Charlie’s left arm felt as if it was about to be wrenched from its socket and his ankle dislocated as those who wanted a share of the reward battled against those who wanted him dead. Some grabbed at him, pulling him back and forth until he felt he might split in two.
The sudden loud blast of a car horn was followed by the screeching of tyres and the yelling of panicked voices. Charlie just about caught the darkness lifting until only one shadow remained.
“Get away from him,” a voice ordered, then Charlie flinched at the unmistakable sound of gunfire and panicked footsteps running away. “Get up!” it continued, but he didn’t register that the demand was directed at him until he felt his arm being yanked. “We don’t have much time.” Before he knew it, another bullet was fired, followed by more yelling. Suddenly he was being dragged along the street, then propped up and pushed face first upon the seat of a vehicle.
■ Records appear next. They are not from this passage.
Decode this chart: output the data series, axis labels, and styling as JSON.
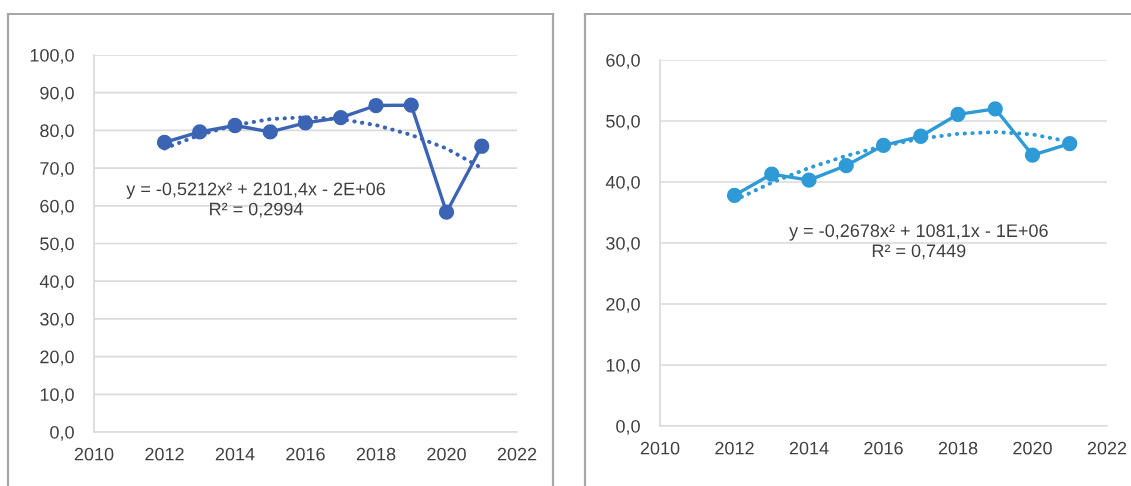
{
  "chart_data": [
    {
      "type": "line",
      "x": [
        2012,
        2013,
        2014,
        2015,
        2016,
        2017,
        2018,
        2019,
        2020,
        2021
      ],
      "series": [
        {
          "color": "#3b64b4",
          "marker": "circle",
          "line_style": "solid",
          "values": [
            76.8,
            79.6,
            81.3,
            79.6,
            82.0,
            83.4,
            86.6,
            86.7,
            58.3,
            75.8
          ]
        },
        {
          "type": "line",
          "color": "#3b64b4",
          "marker": "none",
          "line_style": "dotted",
          "x": [
            2012,
            2013,
            2014,
            2015,
            2016,
            2017,
            2018,
            2019,
            2020,
            2021
          ],
          "values": [
            75.2,
            78.8,
            81.4,
            83.0,
            83.5,
            83.0,
            81.4,
            78.8,
            75.2,
            70.0
          ]
        }
      ],
      "xlim": [
        2010,
        2022
      ],
      "xticks": [
        2010,
        2012,
        2014,
        2016,
        2018,
        2020,
        2022
      ],
      "ylim": [
        0,
        100
      ],
      "yticks": [
        {
          "value": 0,
          "label": "0,0"
        },
        {
          "value": 10,
          "label": "10,0"
        },
        {
          "value": 20,
          "label": "20,0"
        },
        {
          "value": 30,
          "label": "30,0"
        },
        {
          "value": 40,
          "label": "40,0"
        },
        {
          "value": 50,
          "label": "50,0"
        },
        {
          "value": 60,
          "label": "60,0"
        },
        {
          "value": 70,
          "label": "70,0"
        },
        {
          "value": 80,
          "label": "80,0"
        },
        {
          "value": 90,
          "label": "90,0"
        },
        {
          "value": 100,
          "label": "100,0"
        }
      ],
      "grid": "y",
      "annotations": [
        "y = -0,5212x² + 2101,4x - 2E+06\nR² = 0,2994"
      ]
    },
    {
      "type": "line",
      "x": [
        2012,
        2013,
        2014,
        2015,
        2016,
        2017,
        2018,
        2019,
        2020,
        2021
      ],
      "series": [
        {
          "color": "#2e9ad6",
          "marker": "circle",
          "line_style": "solid",
          "values": [
            37.8,
            41.3,
            40.3,
            42.7,
            46.0,
            47.5,
            51.1,
            52.0,
            44.4,
            46.3
          ]
        },
        {
          "type": "line",
          "color": "#2e9ad6",
          "marker": "none",
          "line_style": "dotted",
          "x": [
            2012,
            2013,
            2014,
            2015,
            2016,
            2017,
            2018,
            2019,
            2020,
            2021
          ],
          "values": [
            37.0,
            39.9,
            42.3,
            44.3,
            45.9,
            47.1,
            47.9,
            48.2,
            47.8,
            46.6
          ]
        }
      ],
      "xlim": [
        2010,
        2022
      ],
      "xticks": [
        2010,
        2012,
        2014,
        2016,
        2018,
        2020,
        2022
      ],
      "ylim": [
        0,
        60
      ],
      "yticks": [
        {
          "value": 0,
          "label": "0,0"
        },
        {
          "value": 10,
          "label": "10,0"
        },
        {
          "value": 20,
          "label": "20,0"
        },
        {
          "value": 30,
          "label": "30,0"
        },
        {
          "value": 40,
          "label": "40,0"
        },
        {
          "value": 50,
          "label": "50,0"
        },
        {
          "value": 60,
          "label": "60,0"
        }
      ],
      "grid": "y",
      "annotations": [
        "y = -0,2678x² + 1081,1x - 1E+06\nR² = 0,7449"
      ]
    }
  ]
}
He used the little strength he had left in his legs until he was completely inside and heard the doors shut.
“I told you I didn’t want your help,” he gasped, but his protests were ignored.
“Drive us to the M62,” his rescuer continued. “Override speed limits.”
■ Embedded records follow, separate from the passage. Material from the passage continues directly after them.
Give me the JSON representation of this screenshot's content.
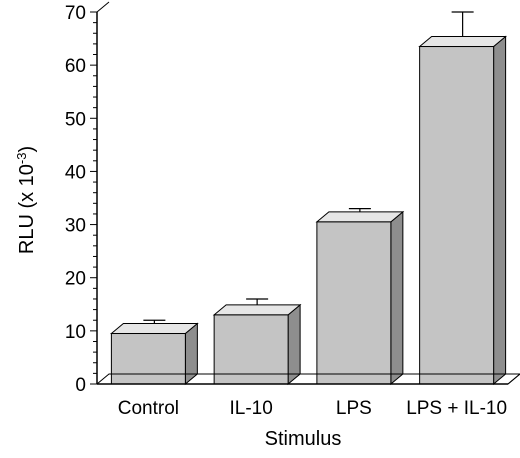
{
  "chart_data": {
    "type": "bar",
    "title": "",
    "xlabel": "Stimulus",
    "ylabel": "RLU (x 10",
    "ylabel_superscript": "-3",
    "ylabel_close": ")",
    "categories": [
      "Control",
      "IL-10",
      "LPS",
      "LPS + IL-10"
    ],
    "values": [
      9.5,
      13,
      30.5,
      63.5
    ],
    "errors": [
      2.5,
      3,
      2.5,
      6.5
    ],
    "ylim": [
      0,
      70
    ],
    "yticks": [
      "0",
      "10",
      "20",
      "30",
      "40",
      "50",
      "60",
      "70"
    ],
    "grid": false,
    "legend": "none",
    "style": "3d-gray-bars"
  },
  "colors": {
    "bar_front": "#c4c4c4",
    "bar_top": "#e6e6e6",
    "bar_side": "#8e8e8e",
    "axis": "#000000"
  }
}
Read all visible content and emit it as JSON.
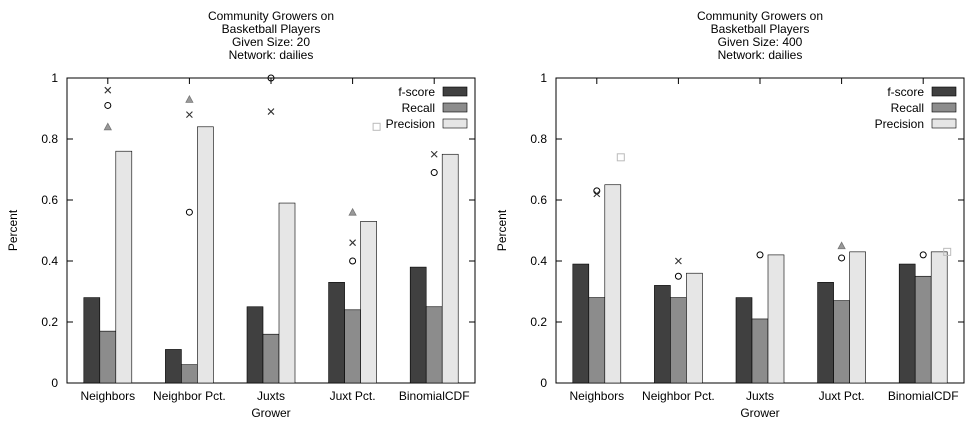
{
  "colors": {
    "f_score": "#404040",
    "recall": "#8c8c8c",
    "precision": "#e6e6e6",
    "bar_stroke": "#000000"
  },
  "chart_data": [
    {
      "type": "bar",
      "title_lines": [
        "Community Growers on",
        "Basketball Players",
        "Given Size: 20",
        "Network: dailies"
      ],
      "xlabel": "Grower",
      "ylabel": "Percent",
      "ylim": [
        0,
        1
      ],
      "yticks": [
        "0",
        "0.2",
        "0.4",
        "0.6",
        "0.8",
        "1"
      ],
      "categories": [
        "Neighbors",
        "Neighbor Pct.",
        "Juxts",
        "Juxt Pct.",
        "BinomialCDF"
      ],
      "legend_position": "top-right",
      "grid": false,
      "series": [
        {
          "name": "f-score",
          "color_key": "f_score",
          "values": [
            0.28,
            0.11,
            0.25,
            0.33,
            0.38
          ]
        },
        {
          "name": "Recall",
          "color_key": "recall",
          "values": [
            0.17,
            0.06,
            0.16,
            0.24,
            0.25
          ]
        },
        {
          "name": "Precision",
          "color_key": "precision",
          "values": [
            0.76,
            0.84,
            0.59,
            0.53,
            0.75
          ]
        }
      ],
      "scatter_markers": [
        {
          "category": 0,
          "offset": 0,
          "marker": "circle",
          "value": 0.91
        },
        {
          "category": 0,
          "offset": 0,
          "marker": "cross",
          "value": 0.96
        },
        {
          "category": 0,
          "offset": 0,
          "marker": "triangle",
          "value": 0.84
        },
        {
          "category": 1,
          "offset": 0,
          "marker": "circle",
          "value": 0.56
        },
        {
          "category": 1,
          "offset": 0,
          "marker": "cross",
          "value": 0.88
        },
        {
          "category": 1,
          "offset": 0,
          "marker": "triangle",
          "value": 0.93
        },
        {
          "category": 2,
          "offset": 0,
          "marker": "circle",
          "value": 1.0
        },
        {
          "category": 2,
          "offset": 0,
          "marker": "cross",
          "value": 0.89
        },
        {
          "category": 3,
          "offset": 0,
          "marker": "circle",
          "value": 0.4
        },
        {
          "category": 3,
          "offset": 0,
          "marker": "cross",
          "value": 0.46
        },
        {
          "category": 3,
          "offset": 0,
          "marker": "triangle",
          "value": 0.56
        },
        {
          "category": 3,
          "offset": 1,
          "marker": "square",
          "value": 0.84
        },
        {
          "category": 4,
          "offset": 0,
          "marker": "circle",
          "value": 0.69
        },
        {
          "category": 4,
          "offset": 0,
          "marker": "cross",
          "value": 0.75
        }
      ]
    },
    {
      "type": "bar",
      "title_lines": [
        "Community Growers on",
        "Basketball Players",
        "Given Size: 400",
        "Network: dailies"
      ],
      "xlabel": "Grower",
      "ylabel": "Percent",
      "ylim": [
        0,
        1
      ],
      "yticks": [
        "0",
        "0.2",
        "0.4",
        "0.6",
        "0.8",
        "1"
      ],
      "categories": [
        "Neighbors",
        "Neighbor Pct.",
        "Juxts",
        "Juxt Pct.",
        "BinomialCDF"
      ],
      "legend_position": "top-right",
      "grid": false,
      "series": [
        {
          "name": "f-score",
          "color_key": "f_score",
          "values": [
            0.39,
            0.32,
            0.28,
            0.33,
            0.39
          ]
        },
        {
          "name": "Recall",
          "color_key": "recall",
          "values": [
            0.28,
            0.28,
            0.21,
            0.27,
            0.35
          ]
        },
        {
          "name": "Precision",
          "color_key": "precision",
          "values": [
            0.65,
            0.36,
            0.42,
            0.43,
            0.43
          ]
        }
      ],
      "scatter_markers": [
        {
          "category": 0,
          "offset": 0,
          "marker": "circle",
          "value": 0.63
        },
        {
          "category": 0,
          "offset": 0,
          "marker": "cross",
          "value": 0.62
        },
        {
          "category": 0,
          "offset": 1,
          "marker": "square",
          "value": 0.74
        },
        {
          "category": 1,
          "offset": 0,
          "marker": "circle",
          "value": 0.35
        },
        {
          "category": 1,
          "offset": 0,
          "marker": "cross",
          "value": 0.4
        },
        {
          "category": 2,
          "offset": 0,
          "marker": "circle",
          "value": 0.42
        },
        {
          "category": 3,
          "offset": 0,
          "marker": "circle",
          "value": 0.41
        },
        {
          "category": 3,
          "offset": 0,
          "marker": "triangle",
          "value": 0.45
        },
        {
          "category": 4,
          "offset": 0,
          "marker": "circle",
          "value": 0.42
        },
        {
          "category": 4,
          "offset": 1,
          "marker": "square",
          "value": 0.43
        }
      ]
    }
  ]
}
As the autonomous vehicle pulled away from the murderous mob, Charlie heard the banging and clattering of hurled objects bouncing off the bodywork.
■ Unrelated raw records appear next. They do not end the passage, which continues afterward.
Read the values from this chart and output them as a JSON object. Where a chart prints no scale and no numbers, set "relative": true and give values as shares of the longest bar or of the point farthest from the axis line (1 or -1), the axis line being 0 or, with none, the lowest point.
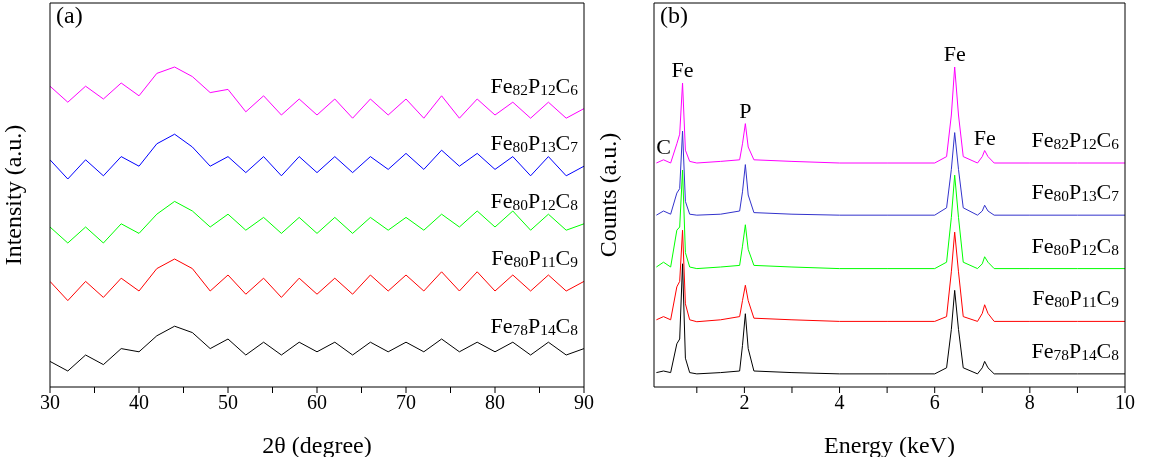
{
  "chart_data": [
    {
      "type": "line",
      "relative": true,
      "xlabel": "2θ (degree)",
      "ylabel": "Intensity (a.u.)",
      "annotations": [
        "(a)"
      ],
      "xlim": [
        30,
        90
      ],
      "xticks": [
        30,
        {
          "value": 35,
          "label": null
        },
        40,
        {
          "value": 45,
          "label": null
        },
        50,
        {
          "value": 55,
          "label": null
        },
        60,
        {
          "value": 65,
          "label": null
        },
        70,
        {
          "value": 75,
          "label": null
        },
        80,
        {
          "value": 85,
          "label": null
        },
        90
      ],
      "x": [
        30,
        32,
        34,
        36,
        38,
        40,
        42,
        44,
        46,
        48,
        50,
        52,
        54,
        56,
        58,
        60,
        62,
        64,
        66,
        68,
        70,
        72,
        74,
        76,
        78,
        80,
        82,
        84,
        86,
        88,
        90
      ],
      "series": [
        {
          "name": "Fe$_{82}$P$_{12}$C$_{6}$",
          "color": "#ff00ff",
          "values": [
            0.94,
            0.89,
            0.94,
            0.9,
            0.95,
            0.91,
            0.98,
            1.0,
            0.97,
            0.92,
            0.93,
            0.86,
            0.91,
            0.85,
            0.9,
            0.85,
            0.9,
            0.84,
            0.9,
            0.85,
            0.9,
            0.84,
            0.91,
            0.84,
            0.9,
            0.85,
            0.89,
            0.84,
            0.89,
            0.84,
            0.87
          ]
        },
        {
          "name": "Fe$_{80}$P$_{13}$C$_{7}$",
          "color": "#0000ff",
          "values": [
            0.71,
            0.65,
            0.71,
            0.66,
            0.72,
            0.69,
            0.76,
            0.79,
            0.75,
            0.69,
            0.72,
            0.67,
            0.72,
            0.66,
            0.72,
            0.67,
            0.72,
            0.67,
            0.72,
            0.68,
            0.73,
            0.68,
            0.74,
            0.69,
            0.73,
            0.68,
            0.72,
            0.66,
            0.72,
            0.66,
            0.69
          ]
        },
        {
          "name": "Fe$_{80}$P$_{12}$C$_{8}$",
          "color": "#00ff00",
          "values": [
            0.5,
            0.45,
            0.5,
            0.45,
            0.51,
            0.48,
            0.54,
            0.58,
            0.55,
            0.5,
            0.54,
            0.49,
            0.53,
            0.48,
            0.53,
            0.48,
            0.53,
            0.48,
            0.53,
            0.49,
            0.53,
            0.49,
            0.54,
            0.5,
            0.55,
            0.5,
            0.55,
            0.49,
            0.54,
            0.49,
            0.51
          ]
        },
        {
          "name": "Fe$_{80}$P$_{11}$C$_{9}$",
          "color": "#ff0000",
          "values": [
            0.33,
            0.27,
            0.33,
            0.28,
            0.34,
            0.3,
            0.37,
            0.4,
            0.37,
            0.3,
            0.35,
            0.29,
            0.34,
            0.28,
            0.34,
            0.29,
            0.34,
            0.29,
            0.35,
            0.3,
            0.35,
            0.3,
            0.36,
            0.3,
            0.36,
            0.3,
            0.35,
            0.3,
            0.35,
            0.3,
            0.33
          ]
        },
        {
          "name": "Fe$_{78}$P$_{14}$C$_{8}$",
          "color": "#000000",
          "values": [
            0.08,
            0.05,
            0.1,
            0.07,
            0.12,
            0.11,
            0.16,
            0.19,
            0.17,
            0.12,
            0.15,
            0.1,
            0.14,
            0.1,
            0.14,
            0.11,
            0.14,
            0.1,
            0.14,
            0.11,
            0.14,
            0.11,
            0.15,
            0.11,
            0.14,
            0.11,
            0.14,
            0.1,
            0.14,
            0.1,
            0.12
          ]
        }
      ]
    },
    {
      "type": "line",
      "relative": true,
      "xlabel": "Energy (keV)",
      "ylabel": "Counts (a.u.)",
      "xlim": [
        0.1,
        10
      ],
      "xticks": [
        {
          "value": 1,
          "label": null
        },
        2,
        {
          "value": 3,
          "label": null
        },
        4,
        {
          "value": 5,
          "label": null
        },
        6,
        {
          "value": 7,
          "label": null
        },
        8,
        {
          "value": 9,
          "label": null
        },
        10
      ],
      "annotations": [
        "(b)",
        {
          "text": "C",
          "x": 0.3,
          "y": 0.71
        },
        {
          "text": "Fe",
          "x": 0.7,
          "y": 0.95
        },
        {
          "text": "P",
          "x": 2.02,
          "y": 0.823
        },
        {
          "text": "Fe",
          "x": 6.42,
          "y": 1.0
        },
        {
          "text": "Fe",
          "x": 7.05,
          "y": 0.739
        }
      ],
      "x": [
        0.15,
        0.3,
        0.45,
        0.58,
        0.64,
        0.7,
        0.76,
        0.85,
        1.0,
        1.5,
        1.9,
        1.96,
        2.02,
        2.08,
        2.2,
        3,
        4,
        5,
        6,
        6.25,
        6.35,
        6.42,
        6.5,
        6.6,
        6.9,
        7.0,
        7.05,
        7.12,
        7.25,
        8,
        9,
        10
      ],
      "series": [
        {
          "name": "Fe$_{82}$P$_{12}$C$_{6}$",
          "color": "#ff00ff",
          "values": [
            0.7,
            0.71,
            0.7,
            0.76,
            0.79,
            0.95,
            0.74,
            0.705,
            0.7,
            0.705,
            0.71,
            0.76,
            0.823,
            0.75,
            0.71,
            0.705,
            0.7,
            0.7,
            0.7,
            0.72,
            0.85,
            1.0,
            0.85,
            0.72,
            0.7,
            0.72,
            0.739,
            0.72,
            0.7,
            0.7,
            0.7,
            0.7
          ]
        },
        {
          "name": "Fe$_{80}$P$_{13}$C$_{7}$",
          "color": "#3333cc",
          "values": [
            0.537,
            0.55,
            0.54,
            0.606,
            0.62,
            0.8,
            0.58,
            0.54,
            0.537,
            0.54,
            0.55,
            0.61,
            0.695,
            0.6,
            0.545,
            0.54,
            0.537,
            0.537,
            0.537,
            0.56,
            0.68,
            0.795,
            0.68,
            0.56,
            0.537,
            0.55,
            0.568,
            0.55,
            0.537,
            0.537,
            0.537,
            0.537
          ]
        },
        {
          "name": "Fe$_{80}$P$_{12}$C$_{8}$",
          "color": "#00ff00",
          "values": [
            0.375,
            0.39,
            0.375,
            0.49,
            0.5,
            0.678,
            0.42,
            0.375,
            0.37,
            0.375,
            0.38,
            0.44,
            0.507,
            0.43,
            0.38,
            0.375,
            0.37,
            0.37,
            0.37,
            0.39,
            0.53,
            0.662,
            0.53,
            0.39,
            0.37,
            0.385,
            0.407,
            0.39,
            0.37,
            0.37,
            0.37,
            0.37
          ]
        },
        {
          "name": "Fe$_{80}$P$_{11}$C$_{9}$",
          "color": "#ff0000",
          "values": [
            0.21,
            0.22,
            0.21,
            0.313,
            0.33,
            0.49,
            0.26,
            0.21,
            0.204,
            0.21,
            0.22,
            0.27,
            0.318,
            0.27,
            0.215,
            0.21,
            0.205,
            0.205,
            0.205,
            0.22,
            0.36,
            0.484,
            0.36,
            0.22,
            0.205,
            0.23,
            0.257,
            0.23,
            0.205,
            0.205,
            0.205,
            0.205
          ]
        },
        {
          "name": "Fe$_{78}$P$_{14}$C$_{8}$",
          "color": "#000000",
          "values": [
            0.045,
            0.05,
            0.045,
            0.135,
            0.15,
            0.385,
            0.09,
            0.045,
            0.041,
            0.045,
            0.05,
            0.13,
            0.229,
            0.12,
            0.05,
            0.045,
            0.041,
            0.041,
            0.041,
            0.06,
            0.18,
            0.302,
            0.18,
            0.06,
            0.041,
            0.06,
            0.08,
            0.06,
            0.041,
            0.041,
            0.041,
            0.041
          ]
        }
      ]
    }
  ]
}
“I said I didn’t need your help!” Charlie repeated. His missing front teeth gave him a lisp. He tried to sit upright. “What happened? Why was I exposed? You could have got me killed.”
“Open your eyes.”
“Do they look as if they’re going to open?” Charlie snapped. “They’re fucked like the rest of me.”
A rustling sound and the opening of a packet was followed by two cool compresses settling on his lids. Charlie blinked slowly until the face of the person who had saved his life came into focus. Their expression was impassive, as if waiting for his reaction before they said anything else.
“It’s you!”
he said. “I thought you were dead?”
CHAPTER 80
EMILIA
Emilia processed Charlie’s reaction to her and tried to keep her response unemotional.
“You recognise me?” she challenged. A bloodied Charlie squinted at her through slits for eyelids. “Who told you I was dead?”
“It’s in the data up here.” He tapped the crown of his head. “So how and why are you bringing me back to them?”
Her body itched with anticipation. She desperately wanted to keep him believing that she knew what he was referring to. It might have been shock or adrenaline but Charlie’s thought processes were moving quickly, flip-flopping from one conversation to the next.
“It was the burner phone that gave me away, wasn’t it?” he continued. “You picked up on that crowd’s concentration of a mobile tower usage, used an IMSI-catcher to get everyone’s numbers and messages, and through a process of elimination, you isolated mine.”
She nodded.
“I bloody knew it. Then you sent a drone to see exactly where I was.”
Again, Emilia agreed. “Before we go any further, Charlie, I need you to tell me who you think I am and why you believed me to be dead,” she said.
Charlie appeared aggrieved by the request. “Are you kidding? If it wasn’t for you people exposing me, I wouldn’t be in this clusterfuck.”
“It’s just a precaution. I can get you to safety once you tell me what I need to know.”
Beneath both fresh and drying blood, Emilia thought she saw Charlie’s face pale, as if something were slowly awakening. “What make of car is this?”
“Um, an Audi, I think.”
He looked out of the window to the bonnet. “A grey Audi,” he said. “Because the people who called my phone said they were sending a Mercedes for me.”